Hip-Hop Hamlet: Hybrid Interpretive Discourse in a Suburban High School English Class

Joanna L. Anglin, Peter Smagorinsky


This study investigates the collaborative composing processes of a group of five high school seniors who constructed interpretations of each of the five acts of Shakespeare’s Hamlet through the medium of spoken word performances. The group composing processes were analyzed to identify how the students drew on conventions from the spoken word tradition to phrase and perform their interpretations. Findings indicate that across the five spoken word performances, the retelling of the Hamlet narrative involved a set of decisions that were both constrained and afforded by the rap medium. The students’ discussion of how to rewrite the story in the condensed poetic form of a rap required them to clarify events from Shakespeare’s version and both summarize them and interpret them both in their discussion and in their own text.
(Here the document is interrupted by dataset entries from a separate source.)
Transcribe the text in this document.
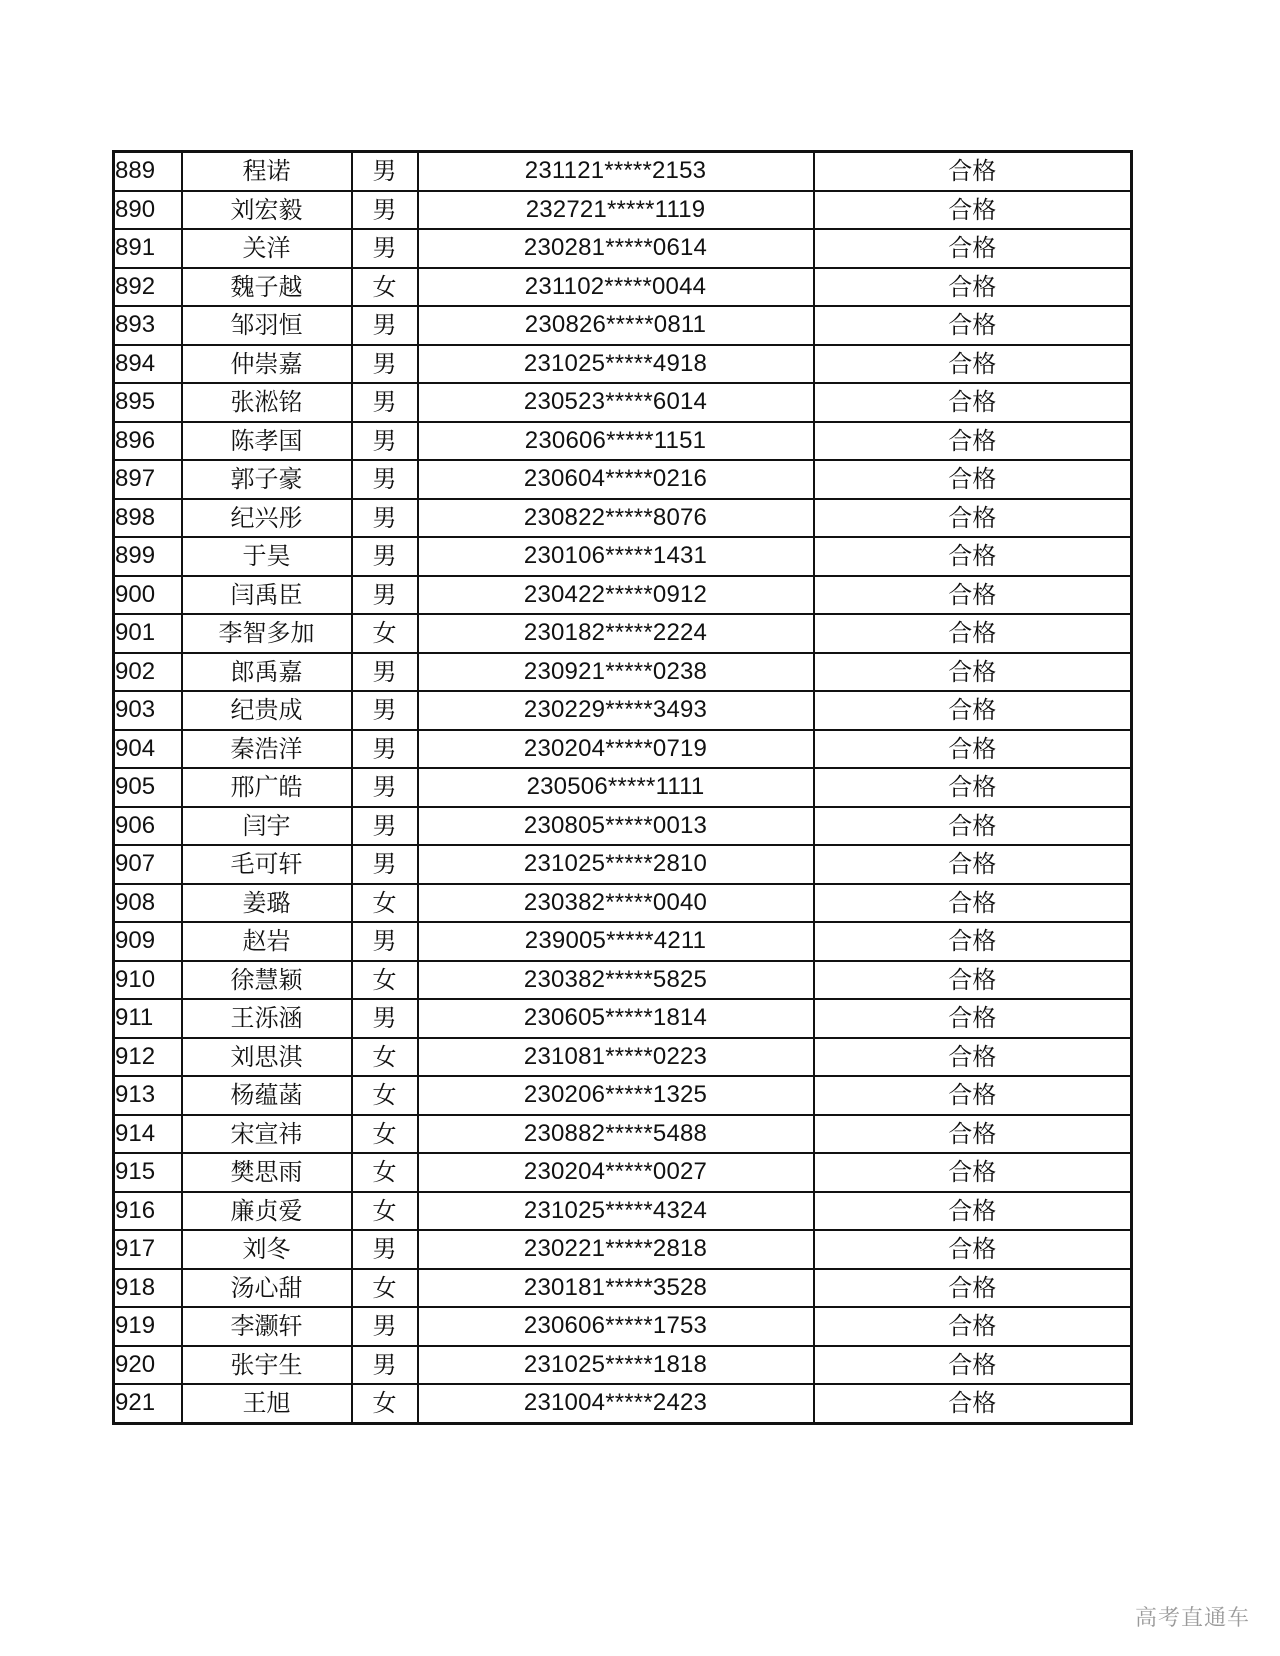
889	程诺	男	231121*****2153	合格
890	刘宏毅	男	232721*****1119	合格
891	关洋	男	230281*****0614	合格
892	魏子越	女	231102*****0044	合格
893	邹羽恒	男	230826*****0811	合格
894	仲崇嘉	男	231025*****4918	合格
895	张淞铭	男	230523*****6014	合格
896	陈孝国	男	230606*****1151	合格
897	郭子豪	男	230604*****0216	合格
898	纪兴彤	男	230822*****8076	合格
899	于昊	男	230106*****1431	合格
900	闫禹臣	男	230422*****0912	合格
901	李智多加	女	230182*****2224	合格
902	郎禹嘉	男	230921*****0238	合格
903	纪贵成	男	230229*****3493	合格
904	秦浩洋	男	230204*****0719	合格
905	邢广皓	男	230506*****1111	合格
906	闫宇	男	230805*****0013	合格
907	毛可轩	男	231025*****2810	合格
908	姜璐	女	230382*****0040	合格
909	赵岩	男	239005*****4211	合格
910	徐慧颖	女	230382*****5825	合格
911	王泺涵	男	230605*****1814	合格
912	刘思淇	女	231081*****0223	合格
913	杨蕴菡	女	230206*****1325	合格
914	宋宣祎	女	230882*****5488	合格
915	樊思雨	女	230204*****0027	合格
916	廉贞爱	女	231025*****4324	合格
917	刘冬	男	230221*****2818	合格
918	汤心甜	女	230181*****3528	合格
919	李灏轩	男	230606*****1753	合格
920	张宇生	男	231025*****1818	合格
921	王旭	女	231004*****2423	合格
高考直通车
Their interpretive work involved the incorporation of a variety of rap and other pop culture conventions such that their deliberation regarding word choice and accompanying performative elements necessitated careful consideration of the meaning that they found in Shakespeare’s version of the story, itself an adaptation from extant cultural narratives. The study concludes with a consideration of their spoken word interpretations as comprising a hybrid discourse that enabled exploratory interpretive talk that contributed to their understanding of the drama through the collaborative composition of their own representational text.